- Sire: Kingmambo
- Dam: Seattle Victory
- Damsire: Seattle Song
- Sex: Gelding
- Foaled: 5 April 2002
- Country: United States
- Colour: Grey
- Breeder: Edward J Kelly
- Owner: Terry Warner
- Trainer: Philip Hobbs
- Record: 20: 12-1-0
- Earnings: £420,035

Major wins
- Triumph Hurdle (2006) Anniversary 4-Y-O Novices' Hurdle (2006) Cesarewitch (2006) Greatwood Handicap Hurdle (2006) Boylesports.com International Hurdle (2006) Agfa Hurdle

= Detroit City (horse) =

American-bred Thoroughbred racehorse

Detroit City (5 April 2002 – 24 November 2007) was a thoroughbred racehorse, most famous as a two mile hurdler. He won five Class 1 races including the 2006 Triumph Hurdle, he also had success on the flat in the Cesarewitch Handicap. The grey died in November 2007, aged five, following a fall at Ascot. He was trained by Jeremy Noseda until his hurdling career began when Philip Hobbs took over. Six of his seven wins over hurdles came with Richard Johnson as jockey.

==Racing career==

===Flat===
Detroit City's racing career began in 2005 on all weather. He made his debut in January 2005, finishing ninth in a one-mile two furlongs maiden. A month later, he won a one mile four furlongs maiden at Wolverhampton and followed this with two handicap wins over the same distance. In May, he returned to turf and finished fifth and sixth in his first two runs. He won a one mile six furlongs handicap at Nottingham in June and was then entered in Bahrain Trophy, where he finished second.

After his first season of hurdling, he returned to the flat in October 2006 for the Cesarewitch. In a field of 31, he won by a length from Inchnadamph.

===Hurdles===
Detroit City made his hurdling debut in December 2005 in a juvenile novices hurdle at Warwick. Following an eighth place in that race, he went on a succession of wins. He won two juveniles over two miles one furlong before travelling to the Cheltenham Festival for the Triumph Hurdle. At odds of 7/2, he went into the race as favourite and the bookmakers were proved correct, he outstayed stablemate Fair Along to win by five lengths. He concluded the season with the Anniversary 4-Y-O Novices' Hurdle at Aintree, he won by eight lengths becoming the first horse since Pollardstown in 1979 to complete Triumph Hurdle/Aintree Hurdle double.

After the Cesarewitch success, Detroit City switched back to hurdles again with a run at Cheltenham in the Greatwood Handicap Hurdle. With no pacemakers, he set the pace himself and despite carrying top weight won by 14 lengths; the Racing Post described it as a "stunning performance". Following the race he was made favourite for the Champion Hurdle. He returned to Cheltenham a month later for the Boylesports.com International Hurdle and won, beating Hardy Eustace by a length. The success in a field of four failed to impress the Racing Post, who said he still had "plenty to prove" to justify being favourite for the Champion Hurdle.

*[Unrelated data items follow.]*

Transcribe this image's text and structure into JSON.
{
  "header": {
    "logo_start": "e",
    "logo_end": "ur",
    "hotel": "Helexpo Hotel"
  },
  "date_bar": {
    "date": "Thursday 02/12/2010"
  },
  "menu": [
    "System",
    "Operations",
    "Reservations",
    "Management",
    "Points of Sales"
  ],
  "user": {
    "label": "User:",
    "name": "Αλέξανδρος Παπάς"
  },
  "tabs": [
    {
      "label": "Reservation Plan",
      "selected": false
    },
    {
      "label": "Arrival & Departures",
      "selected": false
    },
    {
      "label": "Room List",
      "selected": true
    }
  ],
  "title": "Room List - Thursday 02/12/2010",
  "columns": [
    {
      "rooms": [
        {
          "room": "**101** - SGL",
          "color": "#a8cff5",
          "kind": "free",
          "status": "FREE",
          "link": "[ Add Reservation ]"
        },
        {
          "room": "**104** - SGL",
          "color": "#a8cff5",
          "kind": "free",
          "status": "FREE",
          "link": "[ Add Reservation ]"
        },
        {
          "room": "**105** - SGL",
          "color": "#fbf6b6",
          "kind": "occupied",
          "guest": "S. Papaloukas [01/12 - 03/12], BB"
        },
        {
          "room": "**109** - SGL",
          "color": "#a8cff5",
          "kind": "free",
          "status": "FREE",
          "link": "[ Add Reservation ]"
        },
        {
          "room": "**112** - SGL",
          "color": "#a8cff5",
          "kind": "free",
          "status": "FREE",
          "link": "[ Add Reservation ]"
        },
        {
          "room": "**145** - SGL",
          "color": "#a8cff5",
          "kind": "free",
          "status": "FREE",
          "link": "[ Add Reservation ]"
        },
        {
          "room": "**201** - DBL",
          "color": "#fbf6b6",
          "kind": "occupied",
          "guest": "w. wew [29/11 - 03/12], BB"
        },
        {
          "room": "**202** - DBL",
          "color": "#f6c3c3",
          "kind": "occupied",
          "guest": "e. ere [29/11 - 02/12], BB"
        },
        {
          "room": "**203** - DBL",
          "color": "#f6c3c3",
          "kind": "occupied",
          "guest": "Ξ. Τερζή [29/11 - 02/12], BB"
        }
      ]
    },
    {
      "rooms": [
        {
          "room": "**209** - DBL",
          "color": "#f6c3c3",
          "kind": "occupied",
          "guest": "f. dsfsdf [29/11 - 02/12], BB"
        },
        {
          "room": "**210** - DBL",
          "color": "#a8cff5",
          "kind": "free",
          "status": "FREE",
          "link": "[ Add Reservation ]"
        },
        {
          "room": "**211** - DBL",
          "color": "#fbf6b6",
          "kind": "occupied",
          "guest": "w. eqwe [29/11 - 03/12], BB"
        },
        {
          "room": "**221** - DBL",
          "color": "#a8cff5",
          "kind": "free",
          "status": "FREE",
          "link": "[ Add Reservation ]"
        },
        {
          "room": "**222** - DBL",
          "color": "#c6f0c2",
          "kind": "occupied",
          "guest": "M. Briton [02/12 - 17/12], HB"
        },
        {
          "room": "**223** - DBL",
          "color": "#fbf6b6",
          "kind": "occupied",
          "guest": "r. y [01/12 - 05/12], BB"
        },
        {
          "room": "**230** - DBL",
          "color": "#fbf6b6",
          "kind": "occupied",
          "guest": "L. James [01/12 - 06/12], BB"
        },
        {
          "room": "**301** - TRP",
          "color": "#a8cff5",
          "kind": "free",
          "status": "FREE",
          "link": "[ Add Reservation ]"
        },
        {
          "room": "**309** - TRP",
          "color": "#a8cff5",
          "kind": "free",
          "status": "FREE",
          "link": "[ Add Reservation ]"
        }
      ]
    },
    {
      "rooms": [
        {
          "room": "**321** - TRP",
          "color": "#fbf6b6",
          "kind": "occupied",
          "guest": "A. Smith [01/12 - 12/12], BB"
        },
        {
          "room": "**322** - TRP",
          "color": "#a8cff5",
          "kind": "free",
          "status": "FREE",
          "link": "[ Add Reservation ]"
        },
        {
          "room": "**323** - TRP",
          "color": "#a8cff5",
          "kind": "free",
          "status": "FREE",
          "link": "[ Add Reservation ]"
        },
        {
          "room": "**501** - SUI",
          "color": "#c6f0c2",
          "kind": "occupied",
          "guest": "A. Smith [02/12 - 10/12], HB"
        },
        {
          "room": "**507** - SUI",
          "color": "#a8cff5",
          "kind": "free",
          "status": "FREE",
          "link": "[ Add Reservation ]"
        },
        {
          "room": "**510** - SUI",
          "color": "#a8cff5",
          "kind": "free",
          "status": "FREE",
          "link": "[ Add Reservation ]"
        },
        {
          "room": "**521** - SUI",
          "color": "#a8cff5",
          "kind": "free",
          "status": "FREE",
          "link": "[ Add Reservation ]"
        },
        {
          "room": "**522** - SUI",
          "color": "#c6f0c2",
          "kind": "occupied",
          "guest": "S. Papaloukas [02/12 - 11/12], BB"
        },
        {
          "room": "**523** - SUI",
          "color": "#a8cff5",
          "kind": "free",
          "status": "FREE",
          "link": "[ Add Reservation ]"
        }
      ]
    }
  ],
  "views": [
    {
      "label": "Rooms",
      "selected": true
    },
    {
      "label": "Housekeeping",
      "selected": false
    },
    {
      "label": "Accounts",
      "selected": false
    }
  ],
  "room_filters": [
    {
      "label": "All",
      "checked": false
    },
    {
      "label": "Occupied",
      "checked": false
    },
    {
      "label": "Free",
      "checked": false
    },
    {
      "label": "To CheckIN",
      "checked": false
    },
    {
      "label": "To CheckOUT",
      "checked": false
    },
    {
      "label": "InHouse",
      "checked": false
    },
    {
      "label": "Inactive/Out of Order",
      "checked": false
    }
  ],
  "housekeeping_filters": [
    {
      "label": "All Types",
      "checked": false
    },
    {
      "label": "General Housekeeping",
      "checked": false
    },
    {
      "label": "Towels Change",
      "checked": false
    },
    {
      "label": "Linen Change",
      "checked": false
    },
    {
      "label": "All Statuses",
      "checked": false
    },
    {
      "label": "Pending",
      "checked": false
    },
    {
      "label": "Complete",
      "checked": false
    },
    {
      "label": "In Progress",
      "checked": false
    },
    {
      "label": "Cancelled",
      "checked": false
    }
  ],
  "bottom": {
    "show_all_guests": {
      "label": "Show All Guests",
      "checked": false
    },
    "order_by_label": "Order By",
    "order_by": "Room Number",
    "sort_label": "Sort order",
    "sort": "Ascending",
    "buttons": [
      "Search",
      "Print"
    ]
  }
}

Detroit's preparation run before the Champion Hurdle came in the Agfa Hurdle at Sandown. He won, beating Straw Bear by one and 3/4 lengths. He arrived at Cheltenham on the back of eight consecutive wins but was attempting to defy the poor record of five-year-olds in the Champion Hurdle, 71 horses of that age had tried since the last five-year-old winner, See You Then in 1985. He began the race as 6/4 favourite but struggled from the beginning, eventually finishing sixth of the ten runners. Racing Post noted it was a "huge disappointment". He ended the season with a run in the Aintree Hurdle but finished tenth out of ten finishers.

Over the summer of 2007, Detroit City had a wind operation; a back problem and stomach ulcers were also treated. He began the 2007/08 season with the Ascot Hurdle, moving up in trip to two miles and four furlongs. After he jumped the second fence, his back end collapsed. Jockey Richard Johnson held his head down as he thought the horse may have broken a leg on landing, but it was later revealed that a heart problem was the cause. Detroit City died on the track in the arms of Johnson. Afterwards, Johnson paid tribute to the horse, calling him "probably the best hurdler I've ridden".